我一口气来到船舱底部,船舱底部的门已经被关上了,我记得我们刚刚离开的时候,明明是没有关门的,而且我们第一次来到这里的时候,这扇门也是开着的,现在这里的门被关了起来,是不是说我的猜测的确是对的,的确有人来到过这里,说不定摸金手真的就在里面。
我身边没有武器,于是从腰间将摸金符拔了出来,然后小心翼翼地去推门。
推不动,门已经被从里面抵了起来,我于是加重力道,却依旧是推不动,我觉得这门可能已经用里面的木头给抵紧了。
于是我将摸金符收起来,然后我离门站远一些,然后猛地撞上去。
我只觉得全身的骨头都要被装散架了似的,可是这门却纹丝不动。
我咬牙又试了一次,依旧是这样,我环顾一遍周围,这周围并没有什么可用的东西,我思索着将这门给砸烂了或许能进去。
于是我重新到甲板上来上来,可是走到甲板上的时候,整个人却愣了,刚刚还在甲板上散落了一团的帆布,现在又原模原样地挂回到了桅杆上,我捏了捏自己的脸,有疼痛感,我这并不是在做梦。
这也实在是太诡异了一些,而且在我发呆的这时候,我突然听到我身后似乎有脚步声传来,我感觉,在我身后三米之内,有一个人。

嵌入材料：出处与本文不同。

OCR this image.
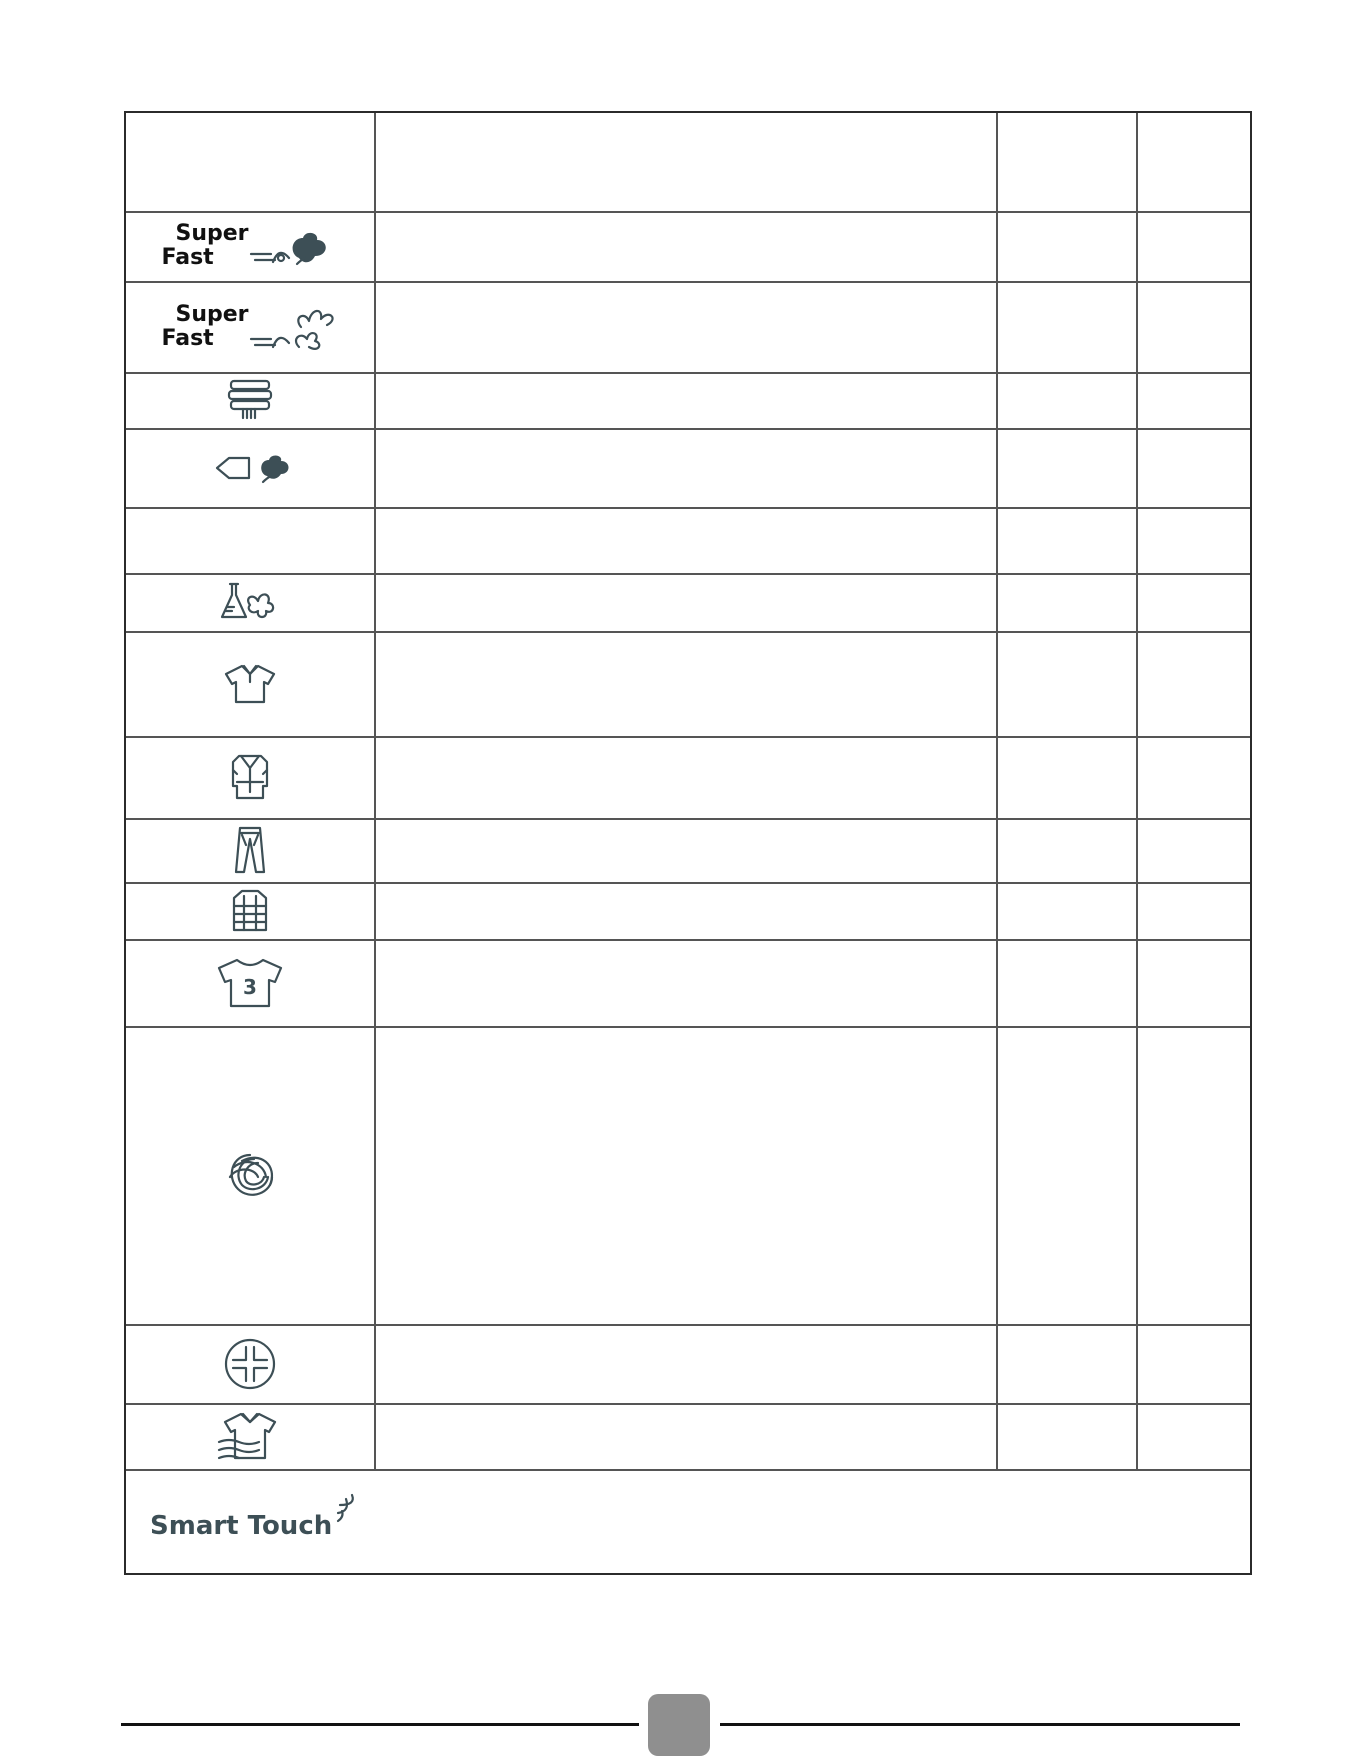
Super
Fast
Super
Fast
3
Smart Touch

于是我快速地回过头去,可是身后的情景却让我大失所望,如果说我这时候的第一感觉是失望的错愕,那么接下来我的头皮马上就是一阵发麻,因为我刚刚明明听到了脚步声,可是身后却一个人也没有!
这是什么情况,先是帆布突然倒塌,然后摸金手和铁衣棺失踪,再到在船舱里发现铁衣棺,又是船舱的最底层的门被抵紧,最后到帆布诡异地完好如初地重新挂回到桅杆上,我身后凭空的脚步声,这是怎么回事?
这艘船有问题,而且不是有问题,已经是完全是在闹鬼!
我让自己不要慌张,我深吸了几口气,于是更小小心翼翼地警惕着甲板上的一举一动,我的眼睛则在上面一一扫过,希望可以找到能用的铁棍之类的东西。
在甲板上还真有一根铁棍,它就被放在船舱入口的边上,看上去通体黑色,应该是盘陀,但这时候我只要能用的东西,管它是什么东西。
于是我快步走上前去,到了这根铁棒的面前,我才发现,它是固定在甲板上的,我于是试着用力将盘陀拔起来,但是它和甲板结合的很紧,我根本使不上力,拔了一阵,它依旧是纹丝不动,于是我掏出摸金符,想将甲板撬开一个洞来。
而让我十分吃惊的是,摸金符的锋利的前端竟然刺不进甲板!
这是十分让人惊讶的事情,因为摸金符是用相柳的毒牙制成的,异常锋利,连石块都能割破,却割不动着甲板!
那岂不是说,这甲板,比石块还要硬,而且是已经到了无坚不摧的地步!
这让我突然意识到,为什么这艘船能在如此久的时间里始终航行在这里,虽然看上去陈旧,可是整艘船却一点损伤没有,它如此坚硬,只怕撞到它的东西也会被撞成碎片。